Solla e Valmir são indicados para comissão de impeachment de Temer

    Os parlamentares baianos foram indicados pelo líder do PT na Câmara, Afonso Florence; Solla diz que a posição será a mesma em relação ao pedido de Dilma

    Fotos: Lucio Bernardo Junior / Thyago Marcel/ Câmara dos Deputados

    O deputado federal baiano e líder do PT na Câmara, Afonso Florence, indicou os integrantes que irão participar da comissão especial que analisará o pedido de impeachment contra o vice-presidente da República, Michel Temer, conforme determinado pelo Supremo Tribunal Federal (STF).

    Entre os nomes estão dois baianos: Jorge Solla e Valmir Assunção, indicados como suplentes ao lado de Leo Brito (AC), Benedita da Silva (RJ), Bohn Gass (RS), carlos Zarattini (SP), Luiz Sérgio (RJ) e Paulo Pimenta (RS).

    Ao bahia.ba, o deputado federal Jorge Solla disse que a posição dos petistas será a mesma dos correligionários do colegiado que analisa o impedimento da presidente Dilma Rousseff. “A nossa posição vai ser a mesma dos dois lados, de que as pedaladas não se configuram como crime de responsabilidade fiscal. O fato de participarmos da comissão do pedido de Temer não significa que vamos pensar diferente em relação a esta questão”, disse.

    Segundo Solla, no caso do peemedebista, no entanto, há também denúncias de que ele recebeu propina em mãos. “Coisa que não existe em nenhuma denúncia contra a presidente Dilma. Se o PT vai se debruçar melhor sobre isso, ainda vamos analisar”, declarou.

    Titulares – Já como titulares, o líder do PT indicou os parlamentares Arlindo Chinaglia (SP), Henrique Fontana (RS), José Mentor (SP), Paulo Teixeira (SP), Pepe Vargas (RS), Vicente Cândido (SP), Wadih Damous (RJ) e Zé Geraldo (PA).

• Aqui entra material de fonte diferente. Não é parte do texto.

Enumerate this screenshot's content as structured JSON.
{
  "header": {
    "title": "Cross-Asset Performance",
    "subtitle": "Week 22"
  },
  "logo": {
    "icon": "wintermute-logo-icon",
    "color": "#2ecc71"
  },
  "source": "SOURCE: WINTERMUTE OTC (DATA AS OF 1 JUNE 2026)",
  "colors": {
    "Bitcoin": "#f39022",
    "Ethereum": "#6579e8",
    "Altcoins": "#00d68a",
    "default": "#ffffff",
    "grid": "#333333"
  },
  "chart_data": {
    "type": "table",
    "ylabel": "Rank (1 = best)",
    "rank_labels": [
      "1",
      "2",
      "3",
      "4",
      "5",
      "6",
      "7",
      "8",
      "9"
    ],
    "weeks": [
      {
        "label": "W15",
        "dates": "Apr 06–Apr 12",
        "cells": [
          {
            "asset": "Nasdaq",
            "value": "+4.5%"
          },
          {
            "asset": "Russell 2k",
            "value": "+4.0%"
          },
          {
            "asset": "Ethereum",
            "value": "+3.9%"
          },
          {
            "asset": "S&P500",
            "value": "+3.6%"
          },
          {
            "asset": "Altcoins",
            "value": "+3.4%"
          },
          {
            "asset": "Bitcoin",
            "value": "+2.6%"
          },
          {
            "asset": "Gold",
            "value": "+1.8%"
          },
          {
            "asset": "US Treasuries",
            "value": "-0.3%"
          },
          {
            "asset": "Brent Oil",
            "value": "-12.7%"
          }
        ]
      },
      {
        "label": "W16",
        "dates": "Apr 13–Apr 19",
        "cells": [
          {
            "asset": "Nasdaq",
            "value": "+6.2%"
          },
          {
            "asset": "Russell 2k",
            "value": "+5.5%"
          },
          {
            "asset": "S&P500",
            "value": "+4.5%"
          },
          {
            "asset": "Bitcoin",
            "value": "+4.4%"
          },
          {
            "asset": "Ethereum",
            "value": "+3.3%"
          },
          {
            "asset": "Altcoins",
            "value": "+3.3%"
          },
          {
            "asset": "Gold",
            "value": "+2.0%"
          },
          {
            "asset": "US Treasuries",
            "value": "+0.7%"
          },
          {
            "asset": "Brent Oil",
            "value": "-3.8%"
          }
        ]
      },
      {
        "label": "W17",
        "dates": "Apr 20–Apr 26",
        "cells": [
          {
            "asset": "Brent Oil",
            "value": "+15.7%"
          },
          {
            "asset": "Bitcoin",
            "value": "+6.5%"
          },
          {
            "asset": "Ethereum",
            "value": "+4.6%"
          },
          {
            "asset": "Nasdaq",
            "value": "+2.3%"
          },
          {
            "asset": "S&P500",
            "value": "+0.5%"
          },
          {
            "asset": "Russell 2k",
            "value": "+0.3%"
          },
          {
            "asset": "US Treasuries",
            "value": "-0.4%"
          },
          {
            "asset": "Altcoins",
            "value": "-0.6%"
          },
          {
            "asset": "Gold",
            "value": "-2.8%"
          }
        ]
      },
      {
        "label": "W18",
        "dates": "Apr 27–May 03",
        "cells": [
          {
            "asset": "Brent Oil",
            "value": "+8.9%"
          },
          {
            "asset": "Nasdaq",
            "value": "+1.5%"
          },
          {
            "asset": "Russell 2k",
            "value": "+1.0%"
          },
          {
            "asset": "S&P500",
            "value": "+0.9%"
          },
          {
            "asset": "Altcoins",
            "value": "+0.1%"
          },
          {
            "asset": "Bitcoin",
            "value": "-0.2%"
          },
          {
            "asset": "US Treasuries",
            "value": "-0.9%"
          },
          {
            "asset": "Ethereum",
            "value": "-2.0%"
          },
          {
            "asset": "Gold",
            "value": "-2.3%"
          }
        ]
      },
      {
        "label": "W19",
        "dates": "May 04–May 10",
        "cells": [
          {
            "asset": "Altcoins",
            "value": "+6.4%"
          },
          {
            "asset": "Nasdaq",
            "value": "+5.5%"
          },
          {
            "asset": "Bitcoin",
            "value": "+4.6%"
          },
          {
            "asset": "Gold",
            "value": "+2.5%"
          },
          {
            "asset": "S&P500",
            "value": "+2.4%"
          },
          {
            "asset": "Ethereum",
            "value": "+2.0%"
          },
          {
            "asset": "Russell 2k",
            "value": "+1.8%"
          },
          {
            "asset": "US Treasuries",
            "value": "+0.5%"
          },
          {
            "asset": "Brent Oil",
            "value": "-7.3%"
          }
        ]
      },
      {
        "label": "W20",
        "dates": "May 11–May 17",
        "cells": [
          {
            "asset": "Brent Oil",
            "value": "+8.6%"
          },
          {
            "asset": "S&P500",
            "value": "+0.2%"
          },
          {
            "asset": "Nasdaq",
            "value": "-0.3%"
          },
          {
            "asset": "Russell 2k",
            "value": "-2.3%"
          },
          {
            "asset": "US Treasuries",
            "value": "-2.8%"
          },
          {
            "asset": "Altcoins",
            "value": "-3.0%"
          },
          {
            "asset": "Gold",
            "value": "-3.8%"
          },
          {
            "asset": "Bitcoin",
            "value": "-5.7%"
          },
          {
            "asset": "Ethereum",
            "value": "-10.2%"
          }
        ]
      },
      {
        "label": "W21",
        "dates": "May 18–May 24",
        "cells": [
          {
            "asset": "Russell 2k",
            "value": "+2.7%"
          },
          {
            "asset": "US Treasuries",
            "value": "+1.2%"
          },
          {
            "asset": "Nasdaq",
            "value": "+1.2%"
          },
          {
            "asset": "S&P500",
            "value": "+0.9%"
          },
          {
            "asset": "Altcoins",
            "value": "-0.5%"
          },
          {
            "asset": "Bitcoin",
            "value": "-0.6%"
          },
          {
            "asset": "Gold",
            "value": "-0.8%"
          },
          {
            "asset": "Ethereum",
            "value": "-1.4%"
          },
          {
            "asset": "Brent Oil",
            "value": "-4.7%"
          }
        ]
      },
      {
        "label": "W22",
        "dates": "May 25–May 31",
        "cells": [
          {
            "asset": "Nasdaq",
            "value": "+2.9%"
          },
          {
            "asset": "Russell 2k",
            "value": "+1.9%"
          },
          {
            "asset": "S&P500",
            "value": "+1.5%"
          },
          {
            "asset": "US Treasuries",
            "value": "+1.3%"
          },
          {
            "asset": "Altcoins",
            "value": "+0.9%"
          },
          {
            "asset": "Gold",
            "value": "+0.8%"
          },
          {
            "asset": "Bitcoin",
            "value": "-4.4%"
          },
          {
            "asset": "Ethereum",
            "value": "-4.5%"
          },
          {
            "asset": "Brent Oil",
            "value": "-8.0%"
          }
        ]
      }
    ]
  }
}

    Para Jorge Solla, a decisão do STF de que a Câmara deve instaurar o processo de impeachment contra Temer se baseia no fato de as denúncias serem as mesmas contra Dilma. “Se foi montado uma comissão para discutir o impeachment de Dilma por essa razão (pedaladas fiscais), não tem como não tomar o mesmo procedimento para outro pedido com a mesma justificativa”, disse.

    Líderes partidários da Casa receberam na quarta-feira (6) ofícios com pedido de indicação de parlamentares que integrarão o colegiado. Cunha começou a tomar as medidas mesmo após fazer duras críticas à decisão do ministro, que chamou de “absurda”.

    O documento que pede o impedimento de Temer, defende que o vice-presidente cometeu crime de responsabilidade e atentou contra a lei orçamentária, ao assinar decretos para autorizar a abertura de crédito suplementar sem autorização do Congresso. As referidas irregularidades estão presentes no atual pedido de impeachment contra Dilma (confira aqui o documento na íntegra).